Pages
In "Webriko" the code is mostly distributed in pages.
You can create pages of type: Javascript, HTML, CSS, PHP.
The "Inspector" panel displays the page properties by clicking on the page background.
The main properties of a page are: name, title, description, width, height.
By compiling the project, each page will become a single file with all the code of the contained nodes.
The "Page dir target" property indicates the directory where the page file will be saved.
For example, if we create a Javascript page named "utils",
and we define as destination folder of the compilation: "javascript",
after compiling we will find the page file in that folder: "javascript/utils.js".
Another page of type HTML, compiled in the upper folder, will be able to import the file using:
<script src="javascript/utils.js" ></script>
Page code
Each page, like nodes, contains code displayed by the code editor panel.
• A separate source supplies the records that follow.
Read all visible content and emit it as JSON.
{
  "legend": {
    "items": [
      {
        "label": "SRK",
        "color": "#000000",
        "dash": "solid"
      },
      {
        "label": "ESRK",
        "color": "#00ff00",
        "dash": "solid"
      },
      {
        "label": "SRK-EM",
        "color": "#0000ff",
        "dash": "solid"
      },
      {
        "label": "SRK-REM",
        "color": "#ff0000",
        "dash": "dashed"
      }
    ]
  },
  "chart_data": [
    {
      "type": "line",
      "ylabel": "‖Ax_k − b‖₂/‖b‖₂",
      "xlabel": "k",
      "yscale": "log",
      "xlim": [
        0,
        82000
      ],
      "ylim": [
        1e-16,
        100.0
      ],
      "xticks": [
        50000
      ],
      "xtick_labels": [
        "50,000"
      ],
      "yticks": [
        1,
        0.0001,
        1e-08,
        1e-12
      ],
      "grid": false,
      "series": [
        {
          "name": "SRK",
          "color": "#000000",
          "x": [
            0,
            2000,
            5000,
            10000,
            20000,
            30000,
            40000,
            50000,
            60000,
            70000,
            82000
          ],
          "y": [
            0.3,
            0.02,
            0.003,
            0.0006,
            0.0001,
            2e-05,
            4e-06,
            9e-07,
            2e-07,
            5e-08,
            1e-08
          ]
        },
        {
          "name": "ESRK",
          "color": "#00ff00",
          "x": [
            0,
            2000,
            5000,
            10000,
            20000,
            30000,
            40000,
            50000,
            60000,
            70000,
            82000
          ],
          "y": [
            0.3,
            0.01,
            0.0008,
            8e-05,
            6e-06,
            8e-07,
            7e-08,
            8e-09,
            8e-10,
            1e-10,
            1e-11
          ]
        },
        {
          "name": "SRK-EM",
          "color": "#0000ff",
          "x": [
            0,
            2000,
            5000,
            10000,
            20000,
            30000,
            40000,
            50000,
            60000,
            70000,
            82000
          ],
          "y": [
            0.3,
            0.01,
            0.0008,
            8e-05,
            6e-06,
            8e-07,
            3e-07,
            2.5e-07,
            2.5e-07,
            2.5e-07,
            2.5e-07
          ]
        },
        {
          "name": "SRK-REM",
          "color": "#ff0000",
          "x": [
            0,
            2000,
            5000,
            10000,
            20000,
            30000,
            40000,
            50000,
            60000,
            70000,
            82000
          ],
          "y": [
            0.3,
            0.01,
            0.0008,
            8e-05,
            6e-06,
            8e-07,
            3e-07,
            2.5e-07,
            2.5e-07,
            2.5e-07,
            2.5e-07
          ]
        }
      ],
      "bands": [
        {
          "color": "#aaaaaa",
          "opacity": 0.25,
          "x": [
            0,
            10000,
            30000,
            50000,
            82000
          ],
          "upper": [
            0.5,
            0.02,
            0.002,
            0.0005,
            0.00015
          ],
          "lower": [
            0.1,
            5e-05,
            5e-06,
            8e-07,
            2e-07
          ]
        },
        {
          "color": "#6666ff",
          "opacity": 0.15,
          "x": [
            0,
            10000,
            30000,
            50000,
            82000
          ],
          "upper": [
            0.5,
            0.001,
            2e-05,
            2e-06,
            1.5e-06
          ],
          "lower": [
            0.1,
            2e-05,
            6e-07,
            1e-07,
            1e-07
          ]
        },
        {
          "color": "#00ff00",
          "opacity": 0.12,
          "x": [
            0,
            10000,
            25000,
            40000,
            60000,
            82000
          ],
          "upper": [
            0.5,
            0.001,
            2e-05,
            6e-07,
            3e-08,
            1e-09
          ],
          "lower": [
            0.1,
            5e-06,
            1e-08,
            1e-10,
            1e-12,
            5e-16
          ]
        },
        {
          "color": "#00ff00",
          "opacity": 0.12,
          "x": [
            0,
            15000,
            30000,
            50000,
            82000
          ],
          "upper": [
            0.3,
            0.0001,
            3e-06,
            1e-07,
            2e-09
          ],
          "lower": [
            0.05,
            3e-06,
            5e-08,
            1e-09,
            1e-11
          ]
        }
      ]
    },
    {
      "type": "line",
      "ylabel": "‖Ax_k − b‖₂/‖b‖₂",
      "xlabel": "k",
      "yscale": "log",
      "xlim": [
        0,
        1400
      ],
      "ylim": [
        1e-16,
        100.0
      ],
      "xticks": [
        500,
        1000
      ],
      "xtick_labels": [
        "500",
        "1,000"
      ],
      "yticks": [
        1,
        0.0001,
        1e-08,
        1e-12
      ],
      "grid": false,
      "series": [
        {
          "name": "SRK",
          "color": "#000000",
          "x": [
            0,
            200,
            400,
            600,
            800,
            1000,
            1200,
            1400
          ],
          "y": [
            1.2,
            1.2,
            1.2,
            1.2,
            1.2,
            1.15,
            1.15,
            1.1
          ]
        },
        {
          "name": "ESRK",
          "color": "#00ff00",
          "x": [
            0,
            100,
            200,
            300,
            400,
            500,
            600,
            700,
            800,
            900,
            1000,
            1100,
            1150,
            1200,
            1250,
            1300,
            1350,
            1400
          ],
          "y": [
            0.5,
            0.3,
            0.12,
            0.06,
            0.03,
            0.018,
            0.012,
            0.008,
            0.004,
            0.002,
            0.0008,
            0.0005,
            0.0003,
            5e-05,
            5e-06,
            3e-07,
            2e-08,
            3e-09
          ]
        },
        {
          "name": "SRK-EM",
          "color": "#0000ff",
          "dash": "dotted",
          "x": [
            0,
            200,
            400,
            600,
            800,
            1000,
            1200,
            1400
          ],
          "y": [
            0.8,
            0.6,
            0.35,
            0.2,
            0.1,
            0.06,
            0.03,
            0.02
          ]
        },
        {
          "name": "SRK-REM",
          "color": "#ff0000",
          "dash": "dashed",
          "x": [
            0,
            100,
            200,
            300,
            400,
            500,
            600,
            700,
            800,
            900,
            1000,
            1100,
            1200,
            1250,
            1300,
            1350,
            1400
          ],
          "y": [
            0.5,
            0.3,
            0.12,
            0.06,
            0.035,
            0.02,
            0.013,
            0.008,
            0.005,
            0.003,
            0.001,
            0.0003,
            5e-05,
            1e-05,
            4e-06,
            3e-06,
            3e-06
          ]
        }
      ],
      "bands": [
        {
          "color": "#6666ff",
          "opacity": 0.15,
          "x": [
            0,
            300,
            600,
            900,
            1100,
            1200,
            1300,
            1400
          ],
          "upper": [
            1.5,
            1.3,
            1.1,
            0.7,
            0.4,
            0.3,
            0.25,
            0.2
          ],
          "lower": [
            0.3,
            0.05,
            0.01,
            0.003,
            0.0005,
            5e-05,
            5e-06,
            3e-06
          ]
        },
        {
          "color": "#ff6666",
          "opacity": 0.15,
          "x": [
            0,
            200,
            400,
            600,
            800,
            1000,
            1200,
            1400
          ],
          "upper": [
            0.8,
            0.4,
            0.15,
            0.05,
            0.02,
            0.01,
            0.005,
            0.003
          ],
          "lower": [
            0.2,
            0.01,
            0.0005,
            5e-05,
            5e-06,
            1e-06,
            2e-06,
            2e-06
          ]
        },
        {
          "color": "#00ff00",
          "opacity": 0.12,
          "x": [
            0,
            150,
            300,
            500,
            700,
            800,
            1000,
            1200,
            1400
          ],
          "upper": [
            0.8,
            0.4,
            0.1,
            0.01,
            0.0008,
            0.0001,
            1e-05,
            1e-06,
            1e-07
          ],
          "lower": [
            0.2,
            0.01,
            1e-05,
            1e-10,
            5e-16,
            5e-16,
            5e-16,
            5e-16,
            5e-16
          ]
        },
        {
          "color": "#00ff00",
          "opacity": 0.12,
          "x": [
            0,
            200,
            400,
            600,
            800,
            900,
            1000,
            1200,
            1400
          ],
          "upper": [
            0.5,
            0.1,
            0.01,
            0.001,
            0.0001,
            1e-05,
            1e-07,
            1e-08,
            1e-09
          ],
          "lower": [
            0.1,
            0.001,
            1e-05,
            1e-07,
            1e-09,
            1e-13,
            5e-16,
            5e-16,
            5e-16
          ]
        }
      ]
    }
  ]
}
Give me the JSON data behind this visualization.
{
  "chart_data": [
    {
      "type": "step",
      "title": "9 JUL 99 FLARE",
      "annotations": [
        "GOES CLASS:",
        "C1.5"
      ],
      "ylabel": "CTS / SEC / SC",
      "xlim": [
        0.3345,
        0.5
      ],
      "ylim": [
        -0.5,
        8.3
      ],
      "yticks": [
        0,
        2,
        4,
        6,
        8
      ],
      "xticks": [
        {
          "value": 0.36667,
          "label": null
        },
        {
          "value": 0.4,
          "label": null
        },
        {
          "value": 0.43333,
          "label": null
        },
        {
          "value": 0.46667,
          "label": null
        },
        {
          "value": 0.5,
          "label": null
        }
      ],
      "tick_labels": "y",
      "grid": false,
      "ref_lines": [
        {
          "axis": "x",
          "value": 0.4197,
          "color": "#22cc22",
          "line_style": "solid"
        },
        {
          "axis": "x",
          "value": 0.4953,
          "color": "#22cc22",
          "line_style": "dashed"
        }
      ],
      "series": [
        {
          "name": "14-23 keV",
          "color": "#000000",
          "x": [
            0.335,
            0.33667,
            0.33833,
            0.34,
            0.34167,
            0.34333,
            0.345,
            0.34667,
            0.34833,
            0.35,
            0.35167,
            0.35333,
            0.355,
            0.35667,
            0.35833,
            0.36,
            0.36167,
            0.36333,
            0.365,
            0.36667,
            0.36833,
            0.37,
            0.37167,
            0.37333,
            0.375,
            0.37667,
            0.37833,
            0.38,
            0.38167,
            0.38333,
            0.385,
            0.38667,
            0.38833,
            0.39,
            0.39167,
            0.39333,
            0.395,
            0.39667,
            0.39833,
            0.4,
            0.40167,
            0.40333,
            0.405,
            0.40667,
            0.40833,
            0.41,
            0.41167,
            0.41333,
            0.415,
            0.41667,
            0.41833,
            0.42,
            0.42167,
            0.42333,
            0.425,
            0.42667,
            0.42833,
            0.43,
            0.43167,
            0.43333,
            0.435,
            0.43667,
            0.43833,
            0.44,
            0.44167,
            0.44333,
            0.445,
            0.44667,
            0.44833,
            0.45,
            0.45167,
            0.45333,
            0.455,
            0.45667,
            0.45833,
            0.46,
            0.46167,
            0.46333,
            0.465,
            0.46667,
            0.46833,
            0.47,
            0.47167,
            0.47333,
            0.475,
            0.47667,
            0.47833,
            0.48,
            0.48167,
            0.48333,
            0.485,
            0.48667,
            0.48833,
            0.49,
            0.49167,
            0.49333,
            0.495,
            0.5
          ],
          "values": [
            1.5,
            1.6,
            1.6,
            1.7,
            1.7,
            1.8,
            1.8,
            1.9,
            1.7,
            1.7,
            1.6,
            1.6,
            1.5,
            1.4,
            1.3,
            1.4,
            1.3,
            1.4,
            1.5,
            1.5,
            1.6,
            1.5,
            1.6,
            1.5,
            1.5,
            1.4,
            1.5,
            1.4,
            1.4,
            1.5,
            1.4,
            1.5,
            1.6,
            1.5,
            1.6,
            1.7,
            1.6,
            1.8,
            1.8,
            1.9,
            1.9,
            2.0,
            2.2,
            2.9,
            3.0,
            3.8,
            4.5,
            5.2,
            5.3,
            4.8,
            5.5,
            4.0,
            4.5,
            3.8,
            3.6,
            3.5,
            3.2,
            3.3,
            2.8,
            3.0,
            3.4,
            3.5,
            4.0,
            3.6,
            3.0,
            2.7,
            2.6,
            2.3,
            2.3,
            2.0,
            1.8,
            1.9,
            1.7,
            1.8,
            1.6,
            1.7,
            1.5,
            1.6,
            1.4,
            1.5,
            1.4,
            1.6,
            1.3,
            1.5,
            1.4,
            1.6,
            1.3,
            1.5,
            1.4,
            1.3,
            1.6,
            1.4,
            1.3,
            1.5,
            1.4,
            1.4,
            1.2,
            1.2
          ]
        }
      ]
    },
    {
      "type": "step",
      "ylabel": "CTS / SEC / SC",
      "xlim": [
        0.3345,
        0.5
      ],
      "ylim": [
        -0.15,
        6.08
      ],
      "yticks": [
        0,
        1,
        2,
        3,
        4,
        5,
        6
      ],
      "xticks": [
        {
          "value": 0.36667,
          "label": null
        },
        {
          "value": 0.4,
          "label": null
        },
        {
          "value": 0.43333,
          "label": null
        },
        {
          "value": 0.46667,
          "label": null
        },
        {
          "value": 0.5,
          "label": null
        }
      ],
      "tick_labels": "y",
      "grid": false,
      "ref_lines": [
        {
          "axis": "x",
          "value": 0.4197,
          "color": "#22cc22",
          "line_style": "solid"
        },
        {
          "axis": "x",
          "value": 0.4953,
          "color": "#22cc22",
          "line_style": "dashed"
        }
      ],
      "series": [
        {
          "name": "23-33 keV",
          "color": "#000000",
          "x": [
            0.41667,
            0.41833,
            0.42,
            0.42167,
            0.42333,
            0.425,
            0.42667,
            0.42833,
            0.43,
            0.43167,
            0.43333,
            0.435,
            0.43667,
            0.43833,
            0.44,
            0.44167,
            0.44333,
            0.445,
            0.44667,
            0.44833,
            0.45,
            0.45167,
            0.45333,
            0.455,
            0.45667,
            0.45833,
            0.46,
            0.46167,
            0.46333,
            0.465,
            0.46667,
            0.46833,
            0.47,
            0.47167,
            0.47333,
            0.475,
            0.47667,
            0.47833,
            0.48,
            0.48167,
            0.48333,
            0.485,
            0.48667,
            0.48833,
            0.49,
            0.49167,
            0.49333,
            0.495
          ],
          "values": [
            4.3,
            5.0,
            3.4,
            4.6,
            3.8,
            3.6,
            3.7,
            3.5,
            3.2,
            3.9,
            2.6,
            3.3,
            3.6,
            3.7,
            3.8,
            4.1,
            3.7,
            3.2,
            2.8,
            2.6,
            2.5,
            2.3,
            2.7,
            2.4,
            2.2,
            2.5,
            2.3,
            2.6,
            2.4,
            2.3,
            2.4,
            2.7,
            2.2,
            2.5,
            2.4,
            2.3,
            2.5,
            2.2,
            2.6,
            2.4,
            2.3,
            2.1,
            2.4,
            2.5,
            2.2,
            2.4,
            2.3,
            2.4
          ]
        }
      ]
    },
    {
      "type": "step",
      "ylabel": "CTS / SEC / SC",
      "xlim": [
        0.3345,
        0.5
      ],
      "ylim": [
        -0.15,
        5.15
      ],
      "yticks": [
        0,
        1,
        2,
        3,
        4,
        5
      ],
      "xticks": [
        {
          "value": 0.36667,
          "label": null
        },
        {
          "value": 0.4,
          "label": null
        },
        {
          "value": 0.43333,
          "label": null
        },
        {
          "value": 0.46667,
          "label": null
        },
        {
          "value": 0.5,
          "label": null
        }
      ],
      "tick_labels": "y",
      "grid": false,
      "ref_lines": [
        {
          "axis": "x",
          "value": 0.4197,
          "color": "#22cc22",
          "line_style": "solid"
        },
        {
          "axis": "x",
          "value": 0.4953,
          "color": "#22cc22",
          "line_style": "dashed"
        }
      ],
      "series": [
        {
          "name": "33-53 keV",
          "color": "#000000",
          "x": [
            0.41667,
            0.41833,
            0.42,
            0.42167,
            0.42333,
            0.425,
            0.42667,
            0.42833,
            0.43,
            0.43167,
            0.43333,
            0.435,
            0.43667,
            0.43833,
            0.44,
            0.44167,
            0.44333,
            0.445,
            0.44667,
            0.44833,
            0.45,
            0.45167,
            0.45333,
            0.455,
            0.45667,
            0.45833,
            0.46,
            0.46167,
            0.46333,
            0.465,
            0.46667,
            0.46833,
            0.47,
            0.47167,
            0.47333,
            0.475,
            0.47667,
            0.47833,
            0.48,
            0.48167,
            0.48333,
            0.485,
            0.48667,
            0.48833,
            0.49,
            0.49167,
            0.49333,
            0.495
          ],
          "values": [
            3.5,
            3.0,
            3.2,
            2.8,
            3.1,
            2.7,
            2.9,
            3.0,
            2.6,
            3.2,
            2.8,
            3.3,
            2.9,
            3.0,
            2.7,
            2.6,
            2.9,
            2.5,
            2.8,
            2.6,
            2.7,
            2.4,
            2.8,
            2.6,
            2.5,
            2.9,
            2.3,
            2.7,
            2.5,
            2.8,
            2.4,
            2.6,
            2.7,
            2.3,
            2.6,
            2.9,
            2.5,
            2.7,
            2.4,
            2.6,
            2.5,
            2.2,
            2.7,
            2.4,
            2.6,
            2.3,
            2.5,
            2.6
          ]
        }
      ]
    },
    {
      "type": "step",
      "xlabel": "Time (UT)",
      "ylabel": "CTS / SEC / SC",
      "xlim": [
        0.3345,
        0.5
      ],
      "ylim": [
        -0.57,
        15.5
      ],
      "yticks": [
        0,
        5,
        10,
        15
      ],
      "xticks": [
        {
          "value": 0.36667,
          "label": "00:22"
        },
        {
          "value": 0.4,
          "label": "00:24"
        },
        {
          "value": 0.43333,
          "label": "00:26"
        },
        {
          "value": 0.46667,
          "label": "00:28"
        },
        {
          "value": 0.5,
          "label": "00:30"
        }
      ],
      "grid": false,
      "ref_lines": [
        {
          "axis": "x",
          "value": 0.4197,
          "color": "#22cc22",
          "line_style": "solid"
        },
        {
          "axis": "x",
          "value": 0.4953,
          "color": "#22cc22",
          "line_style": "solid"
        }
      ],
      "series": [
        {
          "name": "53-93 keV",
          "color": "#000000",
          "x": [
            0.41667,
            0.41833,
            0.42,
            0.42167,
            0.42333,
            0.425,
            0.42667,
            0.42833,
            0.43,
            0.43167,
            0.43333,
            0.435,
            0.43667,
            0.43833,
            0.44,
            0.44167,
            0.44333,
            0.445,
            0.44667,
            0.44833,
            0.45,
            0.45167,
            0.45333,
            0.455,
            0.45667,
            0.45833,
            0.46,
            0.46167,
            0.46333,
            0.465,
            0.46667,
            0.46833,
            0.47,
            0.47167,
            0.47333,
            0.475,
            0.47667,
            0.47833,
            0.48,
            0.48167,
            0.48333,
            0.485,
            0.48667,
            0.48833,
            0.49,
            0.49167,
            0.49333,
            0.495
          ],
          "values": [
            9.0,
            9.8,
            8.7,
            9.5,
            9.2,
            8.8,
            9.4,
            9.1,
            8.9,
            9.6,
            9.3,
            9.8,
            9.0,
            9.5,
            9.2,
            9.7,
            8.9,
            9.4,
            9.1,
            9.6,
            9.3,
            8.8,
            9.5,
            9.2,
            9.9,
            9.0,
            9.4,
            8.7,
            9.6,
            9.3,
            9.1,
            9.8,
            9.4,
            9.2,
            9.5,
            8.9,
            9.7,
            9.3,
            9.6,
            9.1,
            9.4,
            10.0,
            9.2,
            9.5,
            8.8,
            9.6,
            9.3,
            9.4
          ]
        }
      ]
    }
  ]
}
The code of a Javascript page contains only a placeholder "__JS__" which,
during compilation it is replaced by all the code of the nodes present in the page.
The same thing goes for CSS and PHP pages.
The code of a CSS page contains a "__CSS__" placeholder, while a PHP page contains the "__PHP__" placeholder.
By default, an HTML-type page can contain several programming languages,
in fact, the initial code contains the minimum code required for an HTML page
and the respective placeholders for the nodes: Javascript, CSS and HTML.
The initial code of an HTML page
<!DOCTYPE html>
<html lang="en">
<head>
<meta charset="UTF-8">
<title>__page_title__</title><meta name="description"
content="__page_description__"></head>
<body>
<style> __CSS__ </style>
__HTML__
<script> __JS__ </script>
</body>
</html>
During compilation:the CSS code contained in the page nodes will replace the "__CSS__" placeholder,the HTML code contained in the page nodes will replace the "__HTML__" placeholder,Javascript code contained in page nodes will replace the "__JS__" placeholder.
Placeholder variables
The code of pages and nodes can contain other placeholder variables.
The HTML page code shown above contains 2 placeholder variables: "__page_title__" and "__page_description__".
These 2 placeholder variables, at compile time,
are replaced by the value of the respective page properties: "title" and "description".